Poirier writes that she often found it difficult to discern in which ‘realm’ – tjukurrpa, kapukurri, real present, real past – a story that she was hearing existed. In Kukatja stories, ‘the different realms of action intersect with one another’. The common expression ‘might be something’ captures the western desert openness to the construction and reconstruction of the significance of dreams and events.

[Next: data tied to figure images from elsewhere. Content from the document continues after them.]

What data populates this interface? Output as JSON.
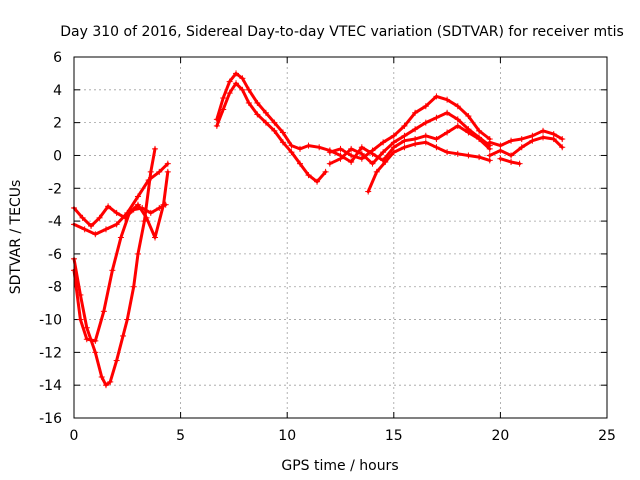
{
  "chart_data": {
    "type": "scatter",
    "title": "Day 310 of 2016, Sidereal Day-to-day VTEC variation (SDTVAR) for receiver mtis",
    "xlabel": "GPS time / hours",
    "ylabel": "SDTVAR / TECUs",
    "xlim": [
      0,
      25
    ],
    "ylim": [
      -16,
      6
    ],
    "x_ticks": [
      "0",
      "5",
      "10",
      "15",
      "20",
      "25"
    ],
    "y_ticks": [
      "-16",
      "-14",
      "-12",
      "-10",
      "-8",
      "-6",
      "-4",
      "-2",
      "0",
      "2",
      "4",
      "6"
    ],
    "grid": true,
    "marker": "plus",
    "color": "#ff0000",
    "series": [
      {
        "x": [
          0,
          0.3,
          0.6,
          1.0,
          1.3,
          1.5,
          1.7,
          2.0,
          2.3,
          2.5,
          2.8,
          3.0,
          3.3,
          3.6,
          3.8
        ],
        "y": [
          -6.3,
          -8.5,
          -10.5,
          -12,
          -13.5,
          -14,
          -13.8,
          -12.5,
          -11,
          -10,
          -8,
          -6,
          -4,
          -1,
          0.4
        ]
      },
      {
        "x": [
          0,
          0.3,
          0.6,
          1.0,
          1.4,
          1.8,
          2.2,
          2.6,
          3.0,
          3.4,
          3.8,
          4.2,
          4.4
        ],
        "y": [
          -7,
          -10,
          -11.2,
          -11.3,
          -9.5,
          -7,
          -5,
          -3.5,
          -3,
          -3.8,
          -5,
          -3,
          -1
        ]
      },
      {
        "x": [
          0,
          0.4,
          0.8,
          1.2,
          1.6,
          2.0,
          2.4,
          2.8,
          3.2,
          3.6,
          4.0,
          4.3
        ],
        "y": [
          -3.2,
          -3.8,
          -4.3,
          -3.8,
          -3.1,
          -3.5,
          -3.8,
          -3.3,
          -3.2,
          -3.5,
          -3.2,
          -3
        ]
      },
      {
        "x": [
          0,
          0.5,
          1.0,
          1.5,
          2.0,
          2.5,
          3.0,
          3.5,
          4.0,
          4.4
        ],
        "y": [
          -4.2,
          -4.5,
          -4.8,
          -4.5,
          -4.2,
          -3.5,
          -2.5,
          -1.5,
          -1,
          -0.5
        ]
      },
      {
        "x": [
          6.7,
          7.0,
          7.3,
          7.6,
          7.9,
          8.2,
          8.6,
          9.0,
          9.4,
          9.8,
          10.2,
          10.6,
          11.0,
          11.5,
          12.0
        ],
        "y": [
          2.2,
          3.5,
          4.5,
          5.0,
          4.7,
          4.0,
          3.2,
          2.6,
          2.0,
          1.4,
          0.6,
          0.4,
          0.6,
          0.5,
          0.3
        ]
      },
      {
        "x": [
          6.7,
          7.0,
          7.3,
          7.6,
          7.9,
          8.2,
          8.6,
          9.0,
          9.4,
          9.8,
          10.2,
          10.6,
          11.0,
          11.4,
          11.8
        ],
        "y": [
          1.8,
          2.8,
          3.8,
          4.4,
          4.0,
          3.2,
          2.5,
          2.0,
          1.5,
          0.8,
          0.2,
          -0.5,
          -1.2,
          -1.6,
          -1.0
        ]
      },
      {
        "x": [
          12.0,
          12.5,
          13.0,
          13.5,
          14.0,
          14.5,
          15.0,
          15.5,
          16.0,
          16.5,
          17.0,
          17.5,
          18.0,
          18.5,
          19.0,
          19.5
        ],
        "y": [
          0.2,
          0.4,
          0.0,
          -0.2,
          0.3,
          0.8,
          1.2,
          1.8,
          2.6,
          3.0,
          3.6,
          3.4,
          3.0,
          2.4,
          1.5,
          1.0
        ]
      },
      {
        "x": [
          12.0,
          12.5,
          13.0,
          13.5,
          14.0,
          14.5,
          15.0,
          15.5,
          16.0,
          16.5,
          17.0,
          17.5,
          18.0,
          18.5,
          19.0,
          19.5
        ],
        "y": [
          -0.5,
          -0.2,
          0.4,
          0.1,
          -0.5,
          0.2,
          0.8,
          1.2,
          1.6,
          2.0,
          2.3,
          2.6,
          2.2,
          1.6,
          1.1,
          0.6
        ]
      },
      {
        "x": [
          12.0,
          12.5,
          13.0,
          13.5,
          14.0,
          14.5,
          15.0,
          15.5,
          16.0,
          16.5,
          17.0,
          17.5,
          18.0,
          18.5,
          19.0,
          19.5
        ],
        "y": [
          0.3,
          0.0,
          -0.4,
          0.5,
          0.1,
          -0.3,
          0.5,
          0.9,
          1.0,
          1.2,
          1.0,
          1.4,
          1.8,
          1.4,
          1.0,
          0.4
        ]
      },
      {
        "x": [
          13.8,
          14.2,
          14.6,
          15.0,
          15.5,
          16.0,
          16.5,
          17.0,
          17.5,
          18.0,
          18.5,
          19.0,
          19.5
        ],
        "y": [
          -2.2,
          -1.0,
          -0.4,
          0.2,
          0.5,
          0.7,
          0.8,
          0.5,
          0.2,
          0.1,
          0.0,
          -0.1,
          -0.3
        ]
      },
      {
        "x": [
          19.5,
          20.0,
          20.5,
          21.0,
          21.5,
          22.0,
          22.5,
          22.9
        ],
        "y": [
          0.8,
          0.6,
          0.9,
          1.0,
          1.2,
          1.5,
          1.3,
          1.0
        ]
      },
      {
        "x": [
          19.5,
          20.0,
          20.5,
          21.0,
          21.5,
          22.0,
          22.5,
          22.9
        ],
        "y": [
          0.0,
          0.3,
          0.0,
          0.5,
          0.9,
          1.1,
          1.0,
          0.5
        ]
      },
      {
        "x": [
          20.0,
          20.5,
          20.9
        ],
        "y": [
          -0.2,
          -0.4,
          -0.5
        ]
      }
    ]
  }
}
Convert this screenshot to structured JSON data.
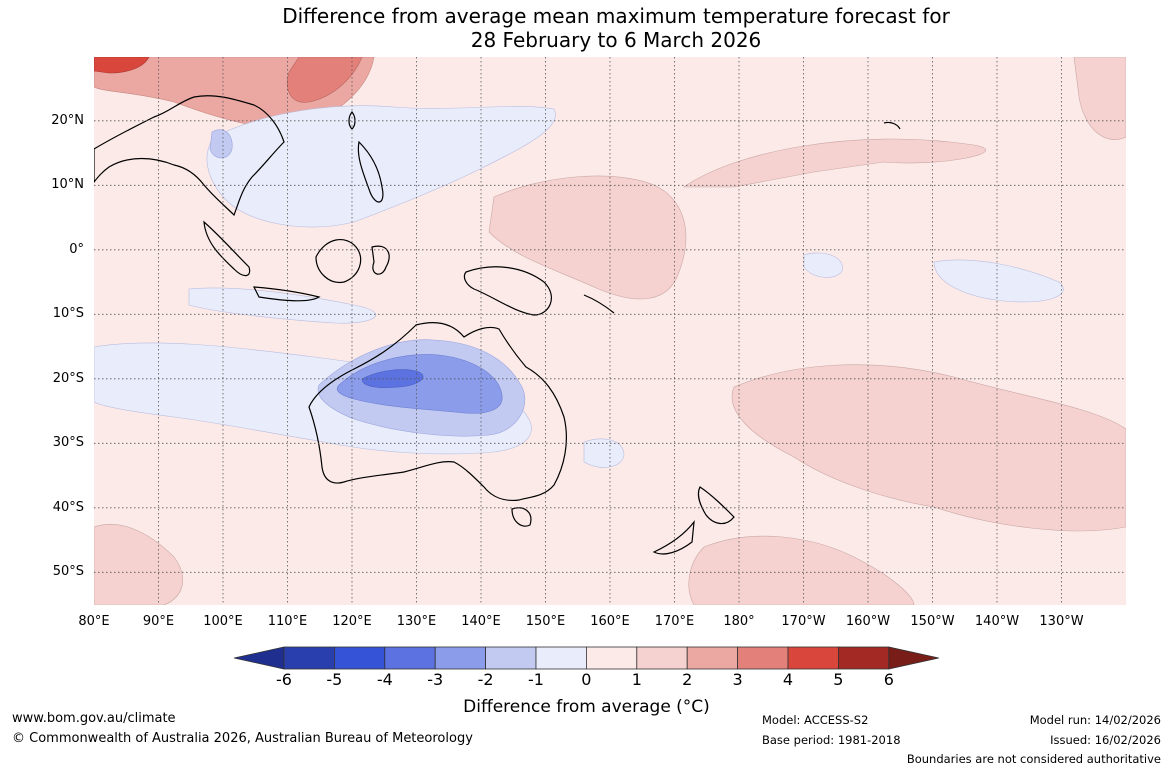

This fine book has its own rhetorics of knowing. Ethnographies build knowledge partly by piling anecdote upon anecdote. A reviewer cannot replicate this mode, but here is one story. An old lady of ‘very esoteric personality’, medicated for her severe headaches, dreams prolifically: in one, she wrings the neck of a tiny kangaroo that a maparn (healer) has coaxed out of her forehead. ‘She didn’t complain of any migraines in the days that followed,’ reports Poirier. Thus are Kukatja dreams real: aligned discursively with events, they make sense.
Ethnographies make particulars meaningful by treating them as instances of a model. Models of what – Kukatja culture? Western Desert culture? Whatever the level of generalisation, such models may acquire the multiple resonance of myth. Poirier yields to anthropology’s essentialist temptation when she essays this grand binary: ‘Contrary to Western epistemology, Aboriginal epistemology is not concerned with the absolute demarcation between different levels of reality.’ Perhaps this sentence will make quotable sense to indigenous academics who espouse ‘indigenous pedagogy’ and ‘indigenous methodology’, legitimising their own social mobility with an identity story. But in some contexts this dichotomy could disqualify those who invoke it.